2. Local leaders are starting to suggest that the protests are more harmful to the local economy than the aglae bloom itself. In a recent column in the Treasure Coast Palm, Gil Smart points out that despite the algae bloom, it was still a big year for tourism. But things may not stay that way if environmentalists keep holding dramatic press conferences pretending there is a health crisis when none exists.
“There’s no question that blue green algae has an unwelcome impact on our community,” said Ted Astolfi, CEO of the Martin County Economic Council. “It’s important for people to have the facts, which is why as soon as the algae cleared, we worked hard to highlight the many other opportunities that visitors and residents could take advantage of. We wanted to limit the economic impacts by making sure people knew that they could still visit here and enjoy our restaurants, arts venues, parks, events and many other amenities that Martin County has to offer.”
In other words: Algae was the problem. But now, environmentalist scare tactics are the problem.
3. Waters NOT connected in any way to Florida agriculture can get algae blooms. Just today an algae bloom caused Port Saint Lucie officials to close a small lake that isn’t connected in any way whatsoever to drainage ditches or other waterways that environmentalists can blame on Florida farmers. Sometimes algae blooms just happen. They occur in north Florida, they bloom in the Great Lakes far to the north, and they even bloom right in South Florida for reasons that defy environmentalist “logic.” NOAA says they occur when wind and water conditions are just right, generally by unseasonably warm temperatures and slow moving water.
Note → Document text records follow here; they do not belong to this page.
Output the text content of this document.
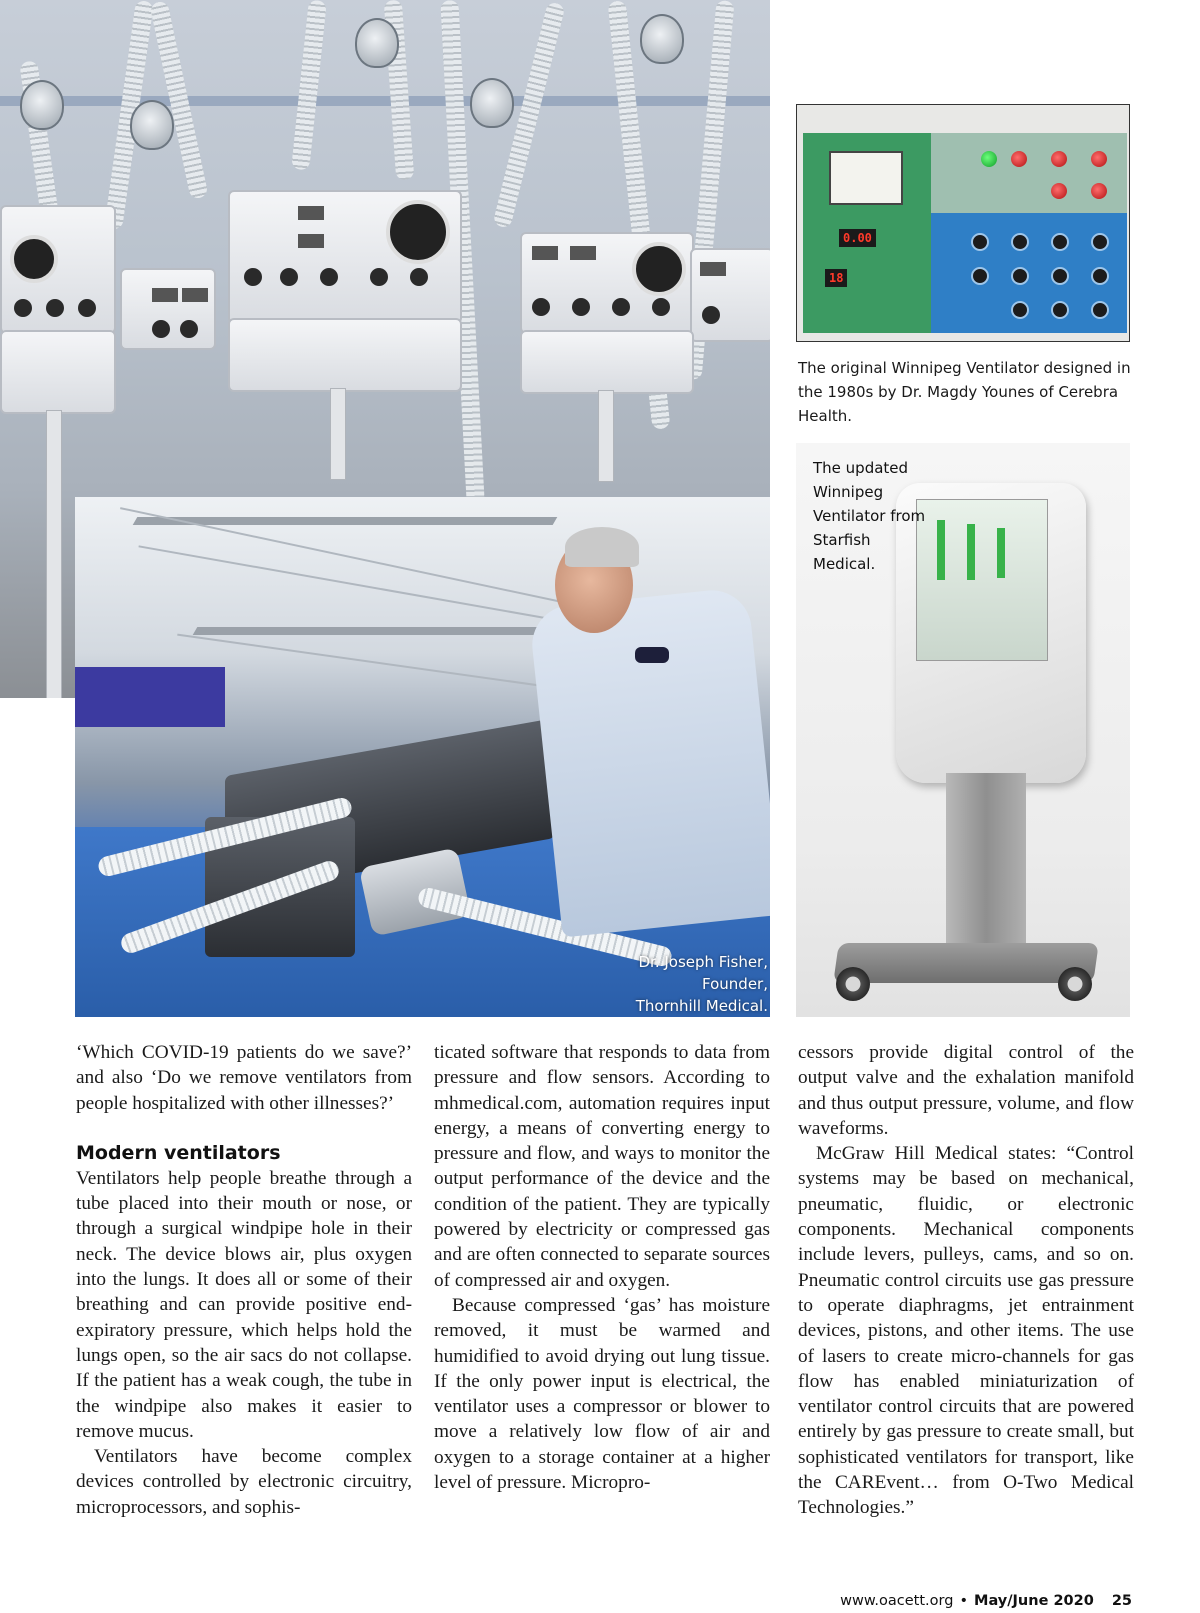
0.00
18
The original Winnipeg Ventilator designed in the 1980s by Dr. Magdy Younes of Cerebra Health.
The updated Winnipeg Ventilator from Starfish Medical.
Dr. Joseph Fisher,
Founder,
Thornhill Medical.

‘Which COVID-19 patients do we save?’ and also ‘Do we remove ventilators from people hospitalized with other illnesses?’

Modern ventilators

Ventilators help people breathe through a tube placed into their mouth or nose, or through a surgical windpipe hole in their neck. The device blows air, plus oxygen into the lungs. It does all or some of their breathing and can provide positive end-expiratory pressure, which helps hold the lungs open, so the air sacs do not collapse. If the patient has a weak cough, the tube in the windpipe also makes it easier to remove mucus.

Ventilators have become complex devices controlled by electronic circuitry, microprocessors, and sophis-

ticated software that responds to data from pressure and flow sensors. According to mhmedical.com, automation requires input energy, a means of converting energy to pressure and flow, and ways to monitor the output performance of the device and the condition of the patient. They are typically powered by electricity or compressed gas and are often connected to separate sources of compressed air and oxygen.

Because compressed ‘gas’ has moisture removed, it must be warmed and humidified to avoid drying out lung tissue. If the only power input is electrical, the ventilator uses a compressor or blower to move a relatively low flow of air and oxygen to a storage container at a higher level of pressure. Micropro-

cessors provide digital control of the output valve and the exhalation manifold and thus output pressure, volume, and flow waveforms.

McGraw Hill Medical states: “Control systems may be based on mechanical, pneumatic, fluidic, or electronic components. Mechanical components include levers, pulleys, cams, and so on. Pneumatic control circuits use gas pressure to operate diaphragms, jet entrainment devices, pistons, and other items. The use of lasers to create micro-channels for gas flow has enabled miniaturization of ventilator control circuits that are powered entirely by gas pressure to create small, but sophisticated ventilators for transport, like the CAREvent… from O-Two Medical Technologies.”

www.oacett.org • May/June 2020 25
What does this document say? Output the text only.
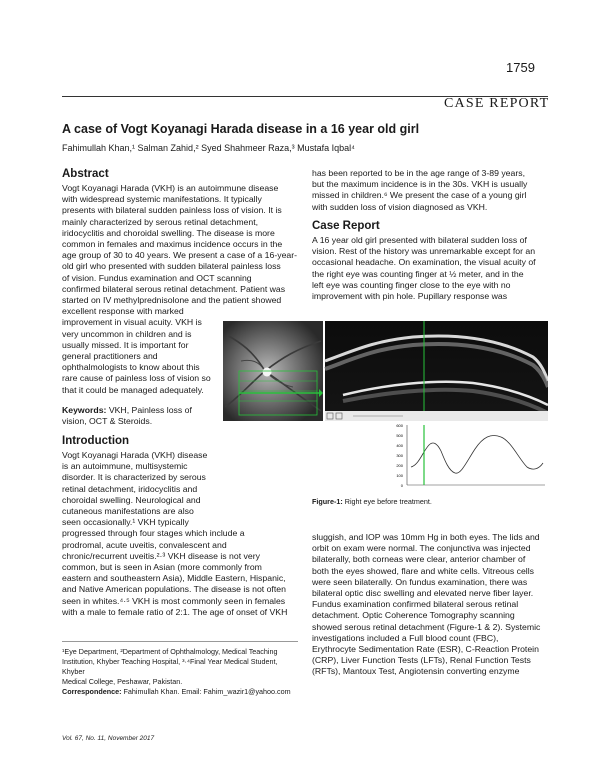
1759
CASE REPORT
A case of Vogt Koyanagi Harada disease in a 16 year old girl
Fahimullah Khan,¹ Salman Zahid,² Syed Shahmeer Raza,³ Mustafa Iqbal⁴
Abstract
Vogt Koyanagi Harada (VKH) is an autoimmune disease
with widespread systemic manifestations. It typically
presents with bilateral sudden painless loss of vision. It is
mainly characterized by serous retinal detachment,
iridocyclitis and choroidal swelling. The disease is more
common in females and maximus incidence occurs in the
age group of 30 to 40 years. We present a case of a 16-year-
old girl who presented with sudden bilateral painless loss
of vision. Fundus examination and OCT scanning
confirmed bilateral serous retinal detachment. Patient was
started on IV methylprednisolone and the patient showed
excellent response with marked
improvement in visual acuity. VKH is
very uncommon in children and is
usually missed. It is important for
general practitioners and
ophthalmologists to know about this
rare cause of painless loss of vision so
that it could be managed adequately.
Keywords: VKH, Painless loss of
vision, OCT & Steroids.
Introduction
Vogt Koyanagi Harada (VKH) disease
is an autoimmune, multisystemic
disorder. It is characterized by serous
retinal detachment, iridocyclitis and
choroidal swelling. Neurological and
cutaneous manifestations are also
seen occasionally.¹ VKH typically
progressed through four stages which include a
prodromal, acute uveitis, convalescent and
chronic/recurrent uveitis.²·³ VKH disease is not very
common, but is seen in Asian (more commonly from
eastern and southeastern Asia), Middle Eastern, Hispanic,
and Native American populations. The disease is not often
seen in whites.⁴·⁵ VKH is most commonly seen in females
with a male to female ratio of 2:1. The age of onset of VKH
has been reported to be in the age range of 3-89 years,
but the maximum incidence is in the 30s. VKH is usually
missed in children.⁶ We present the case of a young girl
with sudden loss of vision diagnosed as VKH.
Case Report
A 16 year old girl presented with bilateral sudden loss of
vision. Rest of the history was unremarkable except for an
occasional headache. On examination, the visual acuity of
the right eye was counting finger at ½ meter, and in the
left eye was counting finger close to the eye with no
improvement with pin hole. Pupillary response was
600
500
400
300
200
100
0
Figure-1: Right eye before treatment.
sluggish, and IOP was 10mm Hg in both eyes. The lids and
orbit on exam were normal. The conjunctiva was injected
bilaterally, both corneas were clear, anterior chamber of
both the eyes showed, flare and white cells. Vitreous cells
were seen bilaterally. On fundus examination, there was
bilateral optic disc swelling and elevated nerve fiber layer.
Fundus examination confirmed bilateral serous retinal
detachment. Optic Coherence Tomography scanning
showed serous retinal detachment (Figure-1 & 2). Systemic
investigations included a Full blood count (FBC),
Erythrocyte Sedimentation Rate (ESR), C-Reaction Protein
(CRP), Liver Function Tests (LFTs), Renal Function Tests
(RFTs), Mantoux Test, Angiotensin converting enzyme
¹Eye Department, ²Department of Ophthalmology, Medical Teaching
Institution, Khyber Teaching Hospital, ³·⁴Final Year Medical Student, Khyber
Medical College, Peshawar, Pakistan.
Correspondence: Fahimullah Khan. Email: Fahim_wazir1@yahoo.com
Vol. 67, No. 11, November 2017
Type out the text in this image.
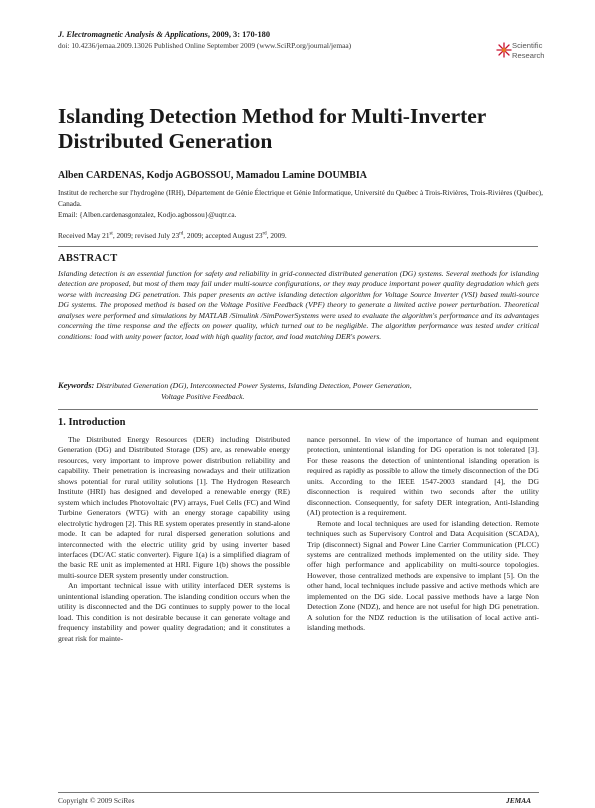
J. Electromagnetic Analysis & Applications, 2009, 3: 170-180
doi: 10.4236/jemaa.2009.13026 Published Online September 2009 (www.SciRP.org/journal/jemaa)	Scientific
Research
Islanding Detection Method for Multi-Inverter Distributed Generation
Alben CARDENAS, Kodjo AGBOSSOU, Mamadou Lamine DOUMBIA
Institut de recherche sur l'hydrogène (IRH), Département de Génie Électrique et Génie Informatique, Université du Québec à Trois-Rivières, Trois-Rivières (Québec), Canada.
Email: {Alben.cardenasgonzalez, Kodjo.agbossou}@uqtr.ca.
Received May 21st, 2009; revised July 23rd, 2009; accepted August 23rd, 2009.
ABSTRACT
Islanding detection is an essential function for safety and reliability in grid-connected distributed generation (DG) systems. Several methods for islanding detection are proposed, but most of them may fail under multi-source configurations, or they may produce important power quality degradation which gets worse with increasing DG penetration. This paper presents an active islanding detection algorithm for Voltage Source Inverter (VSI) based multi-source DG systems. The proposed method is based on the Voltage Positive Feedback (VPF) theory to generate a limited active power perturbation. Theoretical analyses were performed and simulations by MATLAB /Simulink /SimPowerSystems were used to evaluate the algorithm's performance and its advantages concerning the time response and the effects on power quality, which turned out to be negligible. The algorithm performance was tested under critical conditions: load with unity power factor, load with high quality factor, and load matching DER's powers.
Keywords: Distributed Generation (DG), Interconnected Power Systems, Islanding Detection, Power Generation,
Voltage Positive Feedback.
1. Introduction

The Distributed Energy Resources (DER) including Distributed Generation (DG) and Distributed Storage (DS) are, as renewable energy resources, very important to improve power distribution reliability and capability. Their penetration is increasing nowadays and their utilization shows potential for rural utility solutions [1]. The Hydrogen Research Institute (HRI) has designed and developed a renewable energy (RE) system which includes Photovoltaic (PV) arrays, Fuel Cells (FC) and Wind Turbine Generators (WTG) with an energy storage capability using electrolytic hydrogen [2]. This RE system operates presently in stand-alone mode. It can be adapted for rural dispersed generation solutions and interconnected with the electric utility grid by using inverter based interfaces (DC/AC static converter). Figure 1(a) is a simplified diagram of the basic RE unit as implemented at HRI. Figure 1(b) shows the possible multi-source DER system presently under construction.

An important technical issue with utility interfaced DER systems is unintentional islanding operation. The islanding condition occurs when the utility is disconnected and the DG continues to supply power to the local load. This condition is not desirable because it can generate voltage and frequency instability and power quality degradation; and it constitutes a great risk for mainte-

nance personnel. In view of the importance of human and equipment protection, unintentional islanding for DG operation is not tolerated [3]. For these reasons the detection of unintentional islanding operation is required as rapidly as possible to allow the timely disconnection of the DG units. According to the IEEE 1547-2003 standard [4], the DG disconnection is required within two seconds after the utility disconnection. Consequently, for safety DER integration, Anti-Islanding (AI) protection is a requirement.

Remote and local techniques are used for islanding detection. Remote techniques such as Supervisory Control and Data Acquisition (SCADA), Trip (disconnect) Signal and Power Line Carrier Communication (PLCC) systems are centralized methods implemented on the utility side. They offer high performance and applicability on multi-source topologies. However, those centralized methods are expensive to implant [5]. On the other hand, local techniques include passive and active methods which are implemented on the DG side. Local passive methods have a large Non Detection Zone (NDZ), and hence are not useful for high DG penetration. A solution for the NDZ reduction is the utilisation of local active anti-islanding methods.

Copyright © 2009 SciRes	JEMAA
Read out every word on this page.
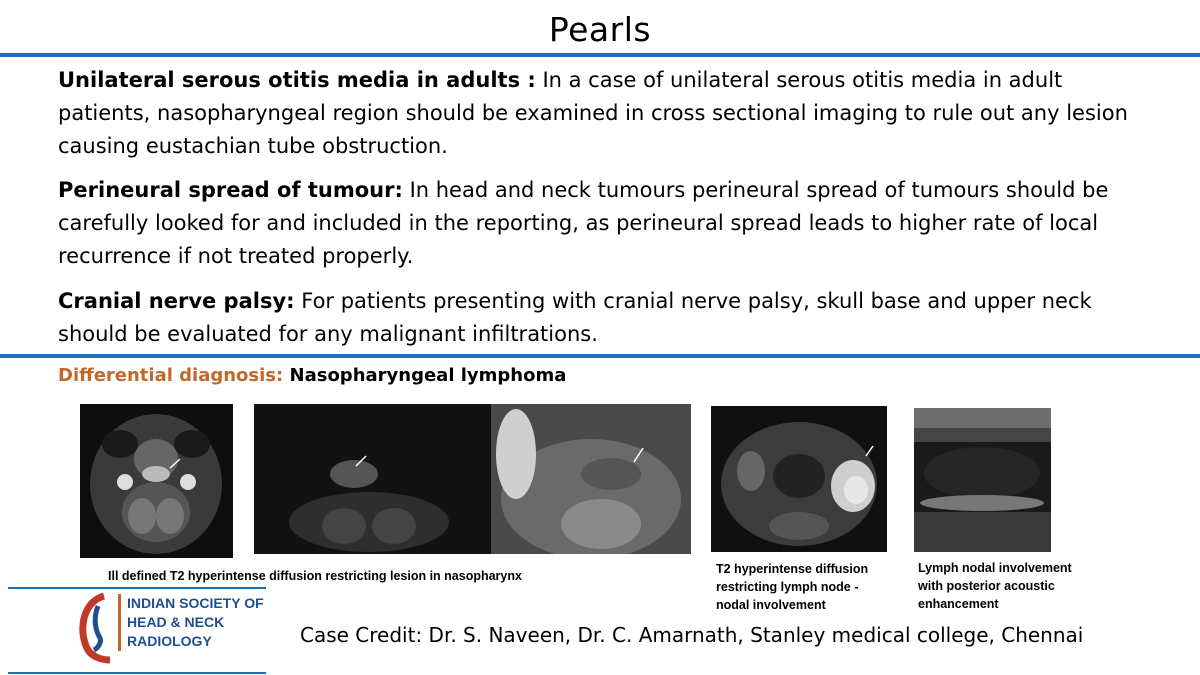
Pearls
Unilateral serous otitis media in adults : In a case of unilateral serous otitis media in adult patients, nasopharyngeal region should be examined in cross sectional imaging to rule out any lesion causing eustachian tube obstruction.
Perineural spread of tumour: In head and neck tumours perineural spread of tumours should be carefully looked for and included in the reporting, as perineural spread leads to higher rate of local recurrence if not treated properly.
Cranial nerve palsy: For patients presenting with cranial nerve palsy, skull base and upper neck should be evaluated for any malignant infiltrations.
Differential diagnosis: Nasopharyngeal lymphoma
Ill defined T2 hyperintense diffusion restricting lesion in nasopharynx	T2 hyperintense diffusion restricting lymph node - nodal involvement
Lymph nodal involvement with posterior acoustic enhancement
INDIAN SOCIETY OF
HEAD & NECK
RADIOLOGY	Case Credit: Dr. S. Naveen, Dr. C. Amarnath, Stanley medical college, Chennai
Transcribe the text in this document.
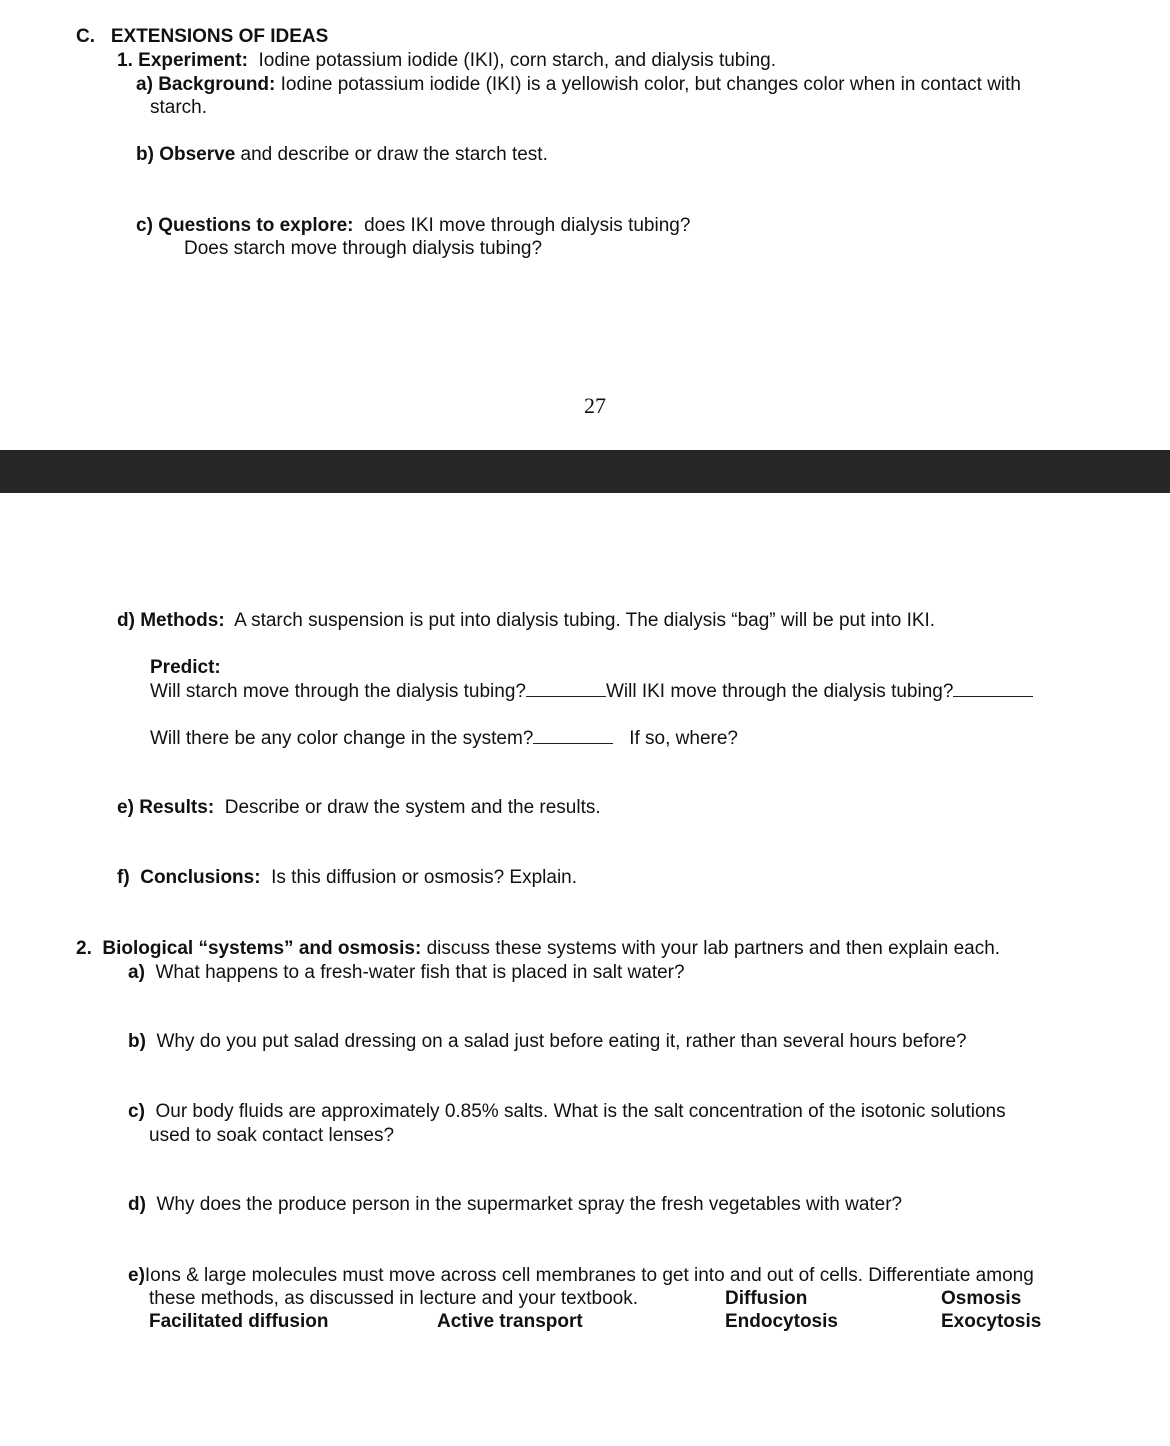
C. EXTENSIONS OF IDEAS
1. Experiment: Iodine potassium iodide (IKI), corn starch, and dialysis tubing.
a) Background: Iodine potassium iodide (IKI) is a yellowish color, but changes color when in contact with
starch.
b) Observe and describe or draw the starch test.
c) Questions to explore: does IKI move through dialysis tubing?
Does starch move through dialysis tubing?
27
d) Methods: A starch suspension is put into dialysis tubing. The dialysis “bag” will be put into IKI.
Predict:
Will starch move through the dialysis tubing?	Will IKI move through the dialysis tubing?
Will there be any color change in the system?	If so, where?
e) Results: Describe or draw the system and the results.
f) Conclusions: Is this diffusion or osmosis? Explain.
2. Biological “systems” and osmosis: discuss these systems with your lab partners and then explain each.
a) What happens to a fresh-water fish that is placed in salt water?
b) Why do you put salad dressing on a salad just before eating it, rather than several hours before?
c) Our body fluids are approximately 0.85% salts. What is the salt concentration of the isotonic solutions
used to soak contact lenses?
d) Why does the produce person in the supermarket spray the fresh vegetables with water?
e)Ions & large molecules must move across cell membranes to get into and out of cells. Differentiate among
these methods, as discussed in lecture and your textbook.	Diffusion	Osmosis
Facilitated diffusion	Active transport	Endocytosis	Exocytosis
A 2015 study cited by POLITICO also found that septic tanks in Orlando contributed significantly to the size of algae blooms:
Brian Lapointe, a research scientist at Florida Atlantic University’s Harbor Branch Oceanographic Institute, said a study he conducted in 2015 found that wastewater from septic tanks causes algae blooms to grow significantly on their way from Lake Okeechobee to the east and west coasts. –Source: POLITICO, July 16, 2016
Yet despite overwhelming evidence that directly contradicts such claims, these South Florida activist groups repeatedly blame Florida farmers and agriculture for causing algae blooms, when those blooms often first occur north of the Everglades Agricultural Area and then flow south into Lake Okeechobee before being discharged into the Indian River Lagoon. Clearly, the environmentalists are so fixated on farmers being the bad guys that they’ve lost sight of how ridiculous and even toxic their own brand of activism has become. Maybe they should keep wearing those masks after all.